Just about everyone is being hit by these tough times. Even one of the Coachella Valley’s wealthiest people appears to be in financial turmoil.
Dozens of her employees tell News Channel 3 they’ve been left jobless and unpaid.
This case involves Edra Blixseth, a well-known, part-time valley resident, who devoted a lot of time and money to local charities.
Locally the property is called Porcupine Creek. It’s in Rancho Mirage. It comes complete with a 30,000 square foot mansion and its very own 19 hole golf course.
It belongs to Edra Blixseth, the ex-wife of former billionaire Timber Baron Tim Blixseth.
To maintaine Porcupine Creek, Mrs. Blixseth employed dozens of workers and vendors who now say they’ve gone months without getting paid.
We talked with one woman, who wanted to remain anonymous, who has a relative who’s worked at the 240-acre estate for the past two years.
“About two and a half months ago she mentioned she hadn’t gotten paid,” this woman told us. “We figured everything had worked out. We asked a month later [and she said] she still hadn’t gotten paid.”
Employees and vendors tell News Channel 3 they continued to go to work, believing they would eventually get their money.
“For a couple weeks they were told ‘next week, next week.’ Then, the next two weeks, then ‘we’re not sure, but you’re getting paid.”
On Friday, December 19, employees were said to have been called in and told they no longer have jobs.
“They were basically not told very much besides there was no money to pay them. They werenot to come back to work on Monday ‘or any time after’. [They were] just told there was no money, and asked not to come back.”
Similar stories have been told at the Yellowstone Club in Montana. In a bitter divorce settlement earlier this year, Edra Blixseth won control of the club, an exclusive resort for the super-rich. It’s now in bankruptcy.
“People are quite upset,” said Jonathan Webber. He’s with NewWest.Net and has been covering the Yellow Stone Club’s legal battles. “There are a lot of contractors, people owed money by the club. And, then the members are concerned. They spend a lot of money to build houses. If the club isn’t operating, they can’t get their property.”
Last week in a Montana courtroom, Webber talked with Mrs. Blixseth.
“At the hearing I asked her, ‘We’ve got calls from people at Porcupine Creek who say the employees are not getting paid, is that true?’ She said, ‘I’m sorry, I can’t comment to the press.’ And I said in that context, ‘if you don’t deny, it’s true. I’ll take it as a confirmation.’ She said she couldn’t confirm or deny.”
The employees and vendors we’ve talked with have been reluctant to speak out on camera.
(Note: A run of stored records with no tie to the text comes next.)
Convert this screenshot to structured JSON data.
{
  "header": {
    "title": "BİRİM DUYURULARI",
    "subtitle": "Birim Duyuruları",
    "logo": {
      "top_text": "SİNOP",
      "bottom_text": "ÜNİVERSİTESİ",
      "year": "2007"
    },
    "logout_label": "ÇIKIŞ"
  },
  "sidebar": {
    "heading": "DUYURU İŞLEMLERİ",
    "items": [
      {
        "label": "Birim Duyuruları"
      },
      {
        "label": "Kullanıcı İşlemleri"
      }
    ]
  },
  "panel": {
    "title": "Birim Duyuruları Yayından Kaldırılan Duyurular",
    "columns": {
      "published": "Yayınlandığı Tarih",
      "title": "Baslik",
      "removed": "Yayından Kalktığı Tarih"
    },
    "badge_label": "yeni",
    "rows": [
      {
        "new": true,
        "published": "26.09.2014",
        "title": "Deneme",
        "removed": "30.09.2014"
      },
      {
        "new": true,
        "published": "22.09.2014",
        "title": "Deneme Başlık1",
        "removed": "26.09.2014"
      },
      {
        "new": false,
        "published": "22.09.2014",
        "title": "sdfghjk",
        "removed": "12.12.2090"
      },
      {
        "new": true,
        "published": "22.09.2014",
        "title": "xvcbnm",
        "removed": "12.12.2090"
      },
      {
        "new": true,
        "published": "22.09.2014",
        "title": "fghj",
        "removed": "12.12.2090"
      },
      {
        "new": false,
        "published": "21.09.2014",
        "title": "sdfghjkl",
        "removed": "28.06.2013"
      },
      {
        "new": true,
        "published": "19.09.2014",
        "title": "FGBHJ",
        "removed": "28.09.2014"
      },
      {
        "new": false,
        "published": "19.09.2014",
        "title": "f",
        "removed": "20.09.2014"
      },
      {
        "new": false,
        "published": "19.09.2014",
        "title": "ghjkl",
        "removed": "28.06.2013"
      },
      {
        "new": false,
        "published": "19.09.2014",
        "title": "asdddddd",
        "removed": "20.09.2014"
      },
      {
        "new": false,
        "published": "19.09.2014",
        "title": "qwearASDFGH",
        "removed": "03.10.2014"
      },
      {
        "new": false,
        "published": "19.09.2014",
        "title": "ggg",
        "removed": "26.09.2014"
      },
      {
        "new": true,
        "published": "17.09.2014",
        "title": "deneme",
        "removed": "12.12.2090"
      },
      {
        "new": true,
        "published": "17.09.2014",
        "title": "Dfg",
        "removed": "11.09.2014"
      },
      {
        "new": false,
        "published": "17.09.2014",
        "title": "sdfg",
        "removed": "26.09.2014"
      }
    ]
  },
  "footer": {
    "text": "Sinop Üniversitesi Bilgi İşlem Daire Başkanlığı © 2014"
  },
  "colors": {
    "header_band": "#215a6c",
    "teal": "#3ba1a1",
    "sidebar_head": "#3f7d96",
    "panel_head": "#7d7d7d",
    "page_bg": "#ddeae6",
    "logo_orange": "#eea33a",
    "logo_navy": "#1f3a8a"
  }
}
They say mainly because of the confidentially agreements they signed in order to work there.
“Everybody was just hopeful that everything was just going to work itself out. These people are very loyal to Mrs. Blixseth. Thought she would work it out and they’d get paid. Nobody wanted to say anything, thought they’d be employed and be able to bring presents home for their grandchildren.”
Employees say they liked working at Porcupine Creek. They were paid decent with benefits. Some are holding ono hope they’ll be called back, but that sounds unlikely.